Top cop wants tighter border controls
The country’s top law enforcement official is again pointing an accusing finger at Customs officials for allowing illegal guns to enter the country without detection.
Acting Commissioner of Police Tyrone Griffith told Barbados TODAY in an interview this morning that illegal weapons continued to make their way onto the streets of Barbados via legal ports of entry.
And Griffith expressed frustration that the Royal Barbados Police Force (RBPF) did not enjoy the full cooperation of border security officials, including the Customs & Excise Department, as it sought to crack down on illegal firearms entering the island.
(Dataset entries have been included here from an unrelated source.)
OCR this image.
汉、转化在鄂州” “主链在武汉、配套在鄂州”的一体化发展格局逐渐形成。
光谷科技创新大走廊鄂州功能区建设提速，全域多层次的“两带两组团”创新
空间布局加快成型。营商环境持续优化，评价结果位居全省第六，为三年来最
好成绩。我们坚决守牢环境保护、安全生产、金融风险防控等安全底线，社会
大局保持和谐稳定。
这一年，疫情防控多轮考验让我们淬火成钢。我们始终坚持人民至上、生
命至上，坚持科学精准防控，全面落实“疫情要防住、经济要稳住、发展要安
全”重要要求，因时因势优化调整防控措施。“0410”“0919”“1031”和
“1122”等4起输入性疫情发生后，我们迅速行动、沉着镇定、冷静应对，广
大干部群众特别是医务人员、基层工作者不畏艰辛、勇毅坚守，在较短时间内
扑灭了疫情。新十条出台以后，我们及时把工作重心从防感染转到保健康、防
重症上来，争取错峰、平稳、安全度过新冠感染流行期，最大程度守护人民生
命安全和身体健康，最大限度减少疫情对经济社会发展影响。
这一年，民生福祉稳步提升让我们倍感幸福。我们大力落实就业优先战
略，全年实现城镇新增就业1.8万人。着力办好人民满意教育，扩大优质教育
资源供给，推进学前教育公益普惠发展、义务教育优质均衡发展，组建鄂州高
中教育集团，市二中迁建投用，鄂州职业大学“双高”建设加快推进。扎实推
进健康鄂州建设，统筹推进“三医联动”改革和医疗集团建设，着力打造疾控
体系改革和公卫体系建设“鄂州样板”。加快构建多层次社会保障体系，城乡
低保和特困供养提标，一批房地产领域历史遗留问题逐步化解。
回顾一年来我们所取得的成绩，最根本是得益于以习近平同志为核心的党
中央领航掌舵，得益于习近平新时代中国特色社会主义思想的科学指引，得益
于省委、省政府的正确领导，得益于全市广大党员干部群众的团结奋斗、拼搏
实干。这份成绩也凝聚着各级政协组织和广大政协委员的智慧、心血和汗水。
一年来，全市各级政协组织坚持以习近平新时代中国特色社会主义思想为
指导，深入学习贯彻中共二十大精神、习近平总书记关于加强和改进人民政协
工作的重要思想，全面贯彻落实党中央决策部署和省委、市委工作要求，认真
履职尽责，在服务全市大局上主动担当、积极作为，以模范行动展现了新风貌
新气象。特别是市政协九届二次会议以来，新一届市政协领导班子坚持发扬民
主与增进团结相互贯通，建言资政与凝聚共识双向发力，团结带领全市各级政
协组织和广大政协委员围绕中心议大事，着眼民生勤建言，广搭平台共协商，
“We are still aware that weapons, firearms, are entering through our borders and that is not a secret. And so, we have to continue and strive for better cooperation and collaboration at our borders,” the top cop said.
During a news conference at the RBPF headquarters on Roebuck Street, Bridgetown last August, Griffith spoke of an “untenable situation” where persons charged with protecting the island’s borders might have been assisting with the smuggling of illegal guns into the country, either wittingly or unwittingly.
“From an investigative view point, it is clear that there is an abundance of high calibre weapons and large quantities of available ammunition on the streets. What is also clear is that [those] weapons are not lawfully manufactured in Barbados and the wider region, so they are being smuggled into the island. Our intelligence suggests they are coming through legitimate ports of entry, either assisted by officials, or not detected by them at our borders,” Griffith said at the time.
“This is an untenable situation which has to be addressed if we are to stem the flow of these weapons.”
Those comments had angered the National Union of Public Workers (NUPW), which felt then that customs officers had been unfairly targeted. The union, which represents the main border security officials at the ports, had described the commissioner’s comments as “inflammatory and without basis”.
“If police intelligence suggests that these guns are coming through legitimate ports of entry, then officials should be identified and charged for this illegal activity,” the NUPW said then in a statement.
“The union considers the commissioner’s statements to be inflammatory and without basis; and believe they only serve to tarnish the reputations and integrity of all Customs officers.”
Griffith stuck to his guns today, insisting that “until we get that kind of close relationship” with Customs the country would continue to face difficulties in relation to gun-related crimes.
Asked why the desired level of cooperation was not forthcoming, he said, “I am not so sure that their emphasis is the same as ours [as the lead agency responsible for fighting crime].”
The police chief also held on to his position that gun amnesty would not work because those who possessed illegal firearms had no interest in parting with them.
“That’s not their forte; they want to get more firearms. I am not convinced that amnesty will do anything to alleviate the current situation that we have,” he said.
Griffith, who has just returned from an Association of Caribbean Commissioners of Police conference in Suriname, said gun crimes and the porous nature of the borders were hot button topics.
“They are all struggling with gun-related crimes. So, we have concerns, yet I don’t think we are anywhere at the magnitude of some of the other sister countries. So I am happy to say that we are doing some things that are working,” Griffith told Barbados TODAY.
Earlier, the police chief had restated his contention that overall crime was down, including murders, rapes, robberies, crime against visitors and all other major categories of crime.
Speaking at RBPF headquarters during the handover of Segways valued at $80,000 by the Barbados Hotel and Tourism Association to assist with patrolling boardwalks, Griffith did not give any statistical evidence to back up his contention.
The top cop also addressed the contentious issue of missing files that result in delays in matters going before the court, explaining the difficulties involved in preparing such files.
“The fact of the matter is if you are solving a lot of matters, a lot of files are there to be completed as well. So the same officers who are out there doing their best to bring perpetrators of crime to justice, they have to come back and make sure they prepare those files and prepare them properly,” Griffith said.
So far this year, there have been no official statistics on crime levels, but at the start of this year the Acting Commissioner acknowledged there was an increase in crime last year when compared to 2014, with the rise partly attributed to gun-related violence.